4. Entfaltung der Kontroversen, in die junge Aktivist*innen verstrickt sind

Die FFF-Bewegung präsentiert sich als ein Schauplatz von Kontroversen – als eine „Arena (Strauss 1978), in der verschiedene soziale Welten, Akteur*innen und damit Perspektiven, Verpflichtungen und Erwartungen aufeinandertreffen (Clarke 2012, 77 f.). Im Forschungsstand wurde eine feldspezifische Kontroverse, nämlich das Spannungsverhältnis in Hinblick auf die Beziehung zwischen FFF und der Wissenschaft, bereits angedeutet. Allerdings ist es wichtig, nicht im Vorfeld eine Ordnung zu schaffen oder die Widersprüchlichkeiten durch einen Blick von außen aufzulösen. Dazu verhilft uns als sensibilisierendes Konzept (Blumer 2001 [1969], 148) der in Latours Arbeiten erhobene Anspruch, „das volle Spektrum der Kontroversen, in die [die Akteure] verstrickt sind, zu entfalten“ (Latour 2017, 44). Statt von einer bestimmten Struktur auszugehen, lässt sich das Soziale aus seiner Sicht angemessener als Netzwerke begreifen, sodass ein Feld nur durch die genaue Analyse von Relationen und Verknüpfungen empirisch erschlossen werden könne. Entsprechend haben wir zwei miteinander verknüpfte Kontroversen identifiziert, die sich im empirischen Material entlang der Frage von Wissenschaft und Glaubwürdigkeit offenbaren; diese werden wir im Folgenden schreibend entfalten. Die empirischen Analysen werden dabei von uns immer wieder mit der relationalen Perspektive Latours, welche den Blick weniger auf die Akteur*innen selbst, sondern vielmehr auf deren Verbindungen im Netzwerk richtet, angereichert. Zudem verhilft dessen Begriffsrepertoire dazu, uns selbst immer wieder dem Feld gegenüber zu befremden und das empirische Material in seiner Ambivalenz zu beleuchten.

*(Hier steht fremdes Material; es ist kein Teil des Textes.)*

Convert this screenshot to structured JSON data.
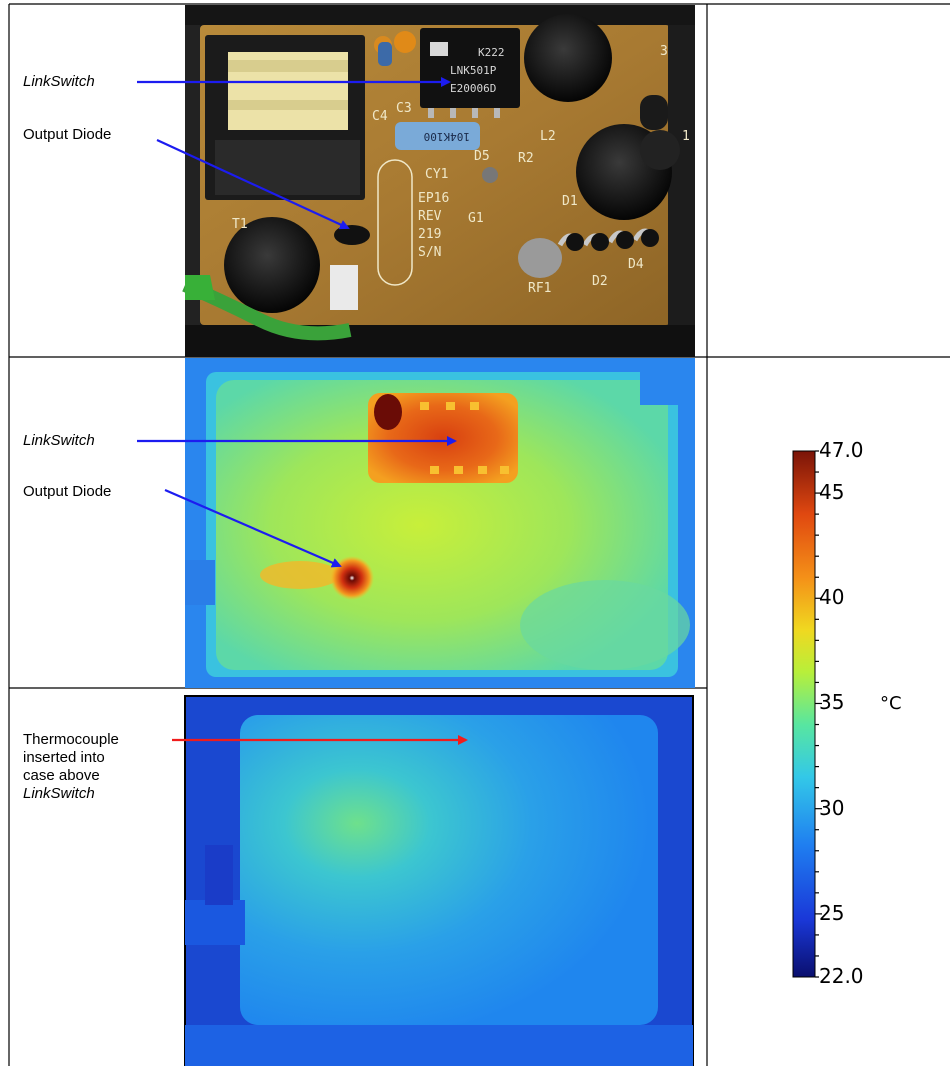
{
  "panels": {
    "photo": {
      "label_linkswitch": "LinkSwitch",
      "label_output_diode": "Output Diode",
      "pcb_markings": {
        "chip_line1": "K222",
        "chip_line2": "LNK501P",
        "chip_line3": "E20006D",
        "capacitor": "104K100",
        "board_line1": "EP16",
        "board_line2": "REV",
        "board_line3": "219",
        "board_line4": "S/N",
        "ref_cy1": "CY1",
        "ref_g1": "G1",
        "ref_d1": "D1",
        "ref_d2": "D2",
        "ref_d4": "D4",
        "ref_d5": "D5",
        "ref_r2": "R2",
        "ref_l2": "L2",
        "ref_rf1": "RF1",
        "ref_t1": "T1",
        "ref_c3": "C3",
        "ref_c4": "C4",
        "ref_1": "1",
        "ref_3": "3"
      }
    },
    "thermal_board": {
      "label_linkswitch": "LinkSwitch",
      "label_output_diode": "Output Diode"
    },
    "thermal_case": {
      "label_line1": "Thermocouple",
      "label_line2": "inserted into",
      "label_line3": "case above",
      "label_line4": "LinkSwitch"
    }
  },
  "colorbar": {
    "unit": "°C",
    "tick_max": "47.0",
    "tick_45": "45",
    "tick_40": "40",
    "tick_35": "35",
    "tick_30": "30",
    "tick_25": "25",
    "tick_min": "22.0",
    "min_value": 22.0,
    "max_value": 47.0,
    "gradient": [
      "#0a0f6e",
      "#1a38d8",
      "#1f7ef0",
      "#33c8e8",
      "#58e6a0",
      "#b8ef3a",
      "#f0d820",
      "#f49018",
      "#e04810",
      "#7a1408"
    ]
  },
  "colors": {
    "arrow_blue": "#1c1cf0",
    "arrow_red": "#f01c1c",
    "grid_line": "#000000"
  }
}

4.1 Erste Kontroverse: Die Unsicherheit gesicherter Fakten

Die erste Kontroverse, die sich aus dem Material rekonstruieren lässt, bezieht sich auf die Prekarität, die das Berufen auf wissenschaftliche Tatsachen in diesem Kontext mit sich bringt. Dies verdeutlicht bereits folgende Szene, die sich in einem Interview mit zwei 15-jährigen Aktivistinnen ereignet:

B13-1: [E]s ist halt TOTAL blöd dieses KACKklimapaket. Was soll denn das? Das […] ist so wenig Geld […] also die CO2-Steuer das ist ja NICHTS. Und die Wissenschaftler sagen ja, dass es VIEL höher sein müsste, damit hier irgendwann noch was geändert werden kann und so. Also das ist echt total bescheuert. Echt.
I: Welche Wissenschaftler? Also worauf beziehst du dich jetzt da?
B13-1: Ja also es gibt ja diese, (.) ja. Das ist jetzt ein bisschen schwierig weil ähm. (I13, Z. 415–424)[1]

Die Aktivistin vermittelt hier auf sehr emotionale Weise ihre Entrüstung über das 2019 beschlossene Klimapaket, wovon rhetorische Fragen („Was soll das denn?“) ebenso zeugen wie abwertende Formulierungen („es ist halt TOTAL blöd“) und Vergleichen („das ist ja NICHTS“), die ihre Entrüstung transportieren. Diese Position untermauert sie mit dem unspezifischen Verweis auf „die Wissenschaftler“ und deren Einschätzungen. Diese fungieren als argumentative Stütze – jedoch als prekäre Stütze, wie die Nachfrage der Interviewerin nach den Entstehungs- und Produktionsbedingungen der angeführten Aussagen ebenso offenbart wie die darauffolgende Unsicherheit der Aktivistin. Die Forscherin zeigt sich nämlich skeptisch gegenüber dem Verweis auf für sich selbst sprechende wissenschaftliche Aussagen. Es scheint ihr darum gelegen zu sein, zu erfahren, welche weiteren Akteur*innen im Spiel sind: „Wo liegen die Quellen?“, „Wer sagt das?“, „Wo genau steht das?“ (Latour 2017, 315).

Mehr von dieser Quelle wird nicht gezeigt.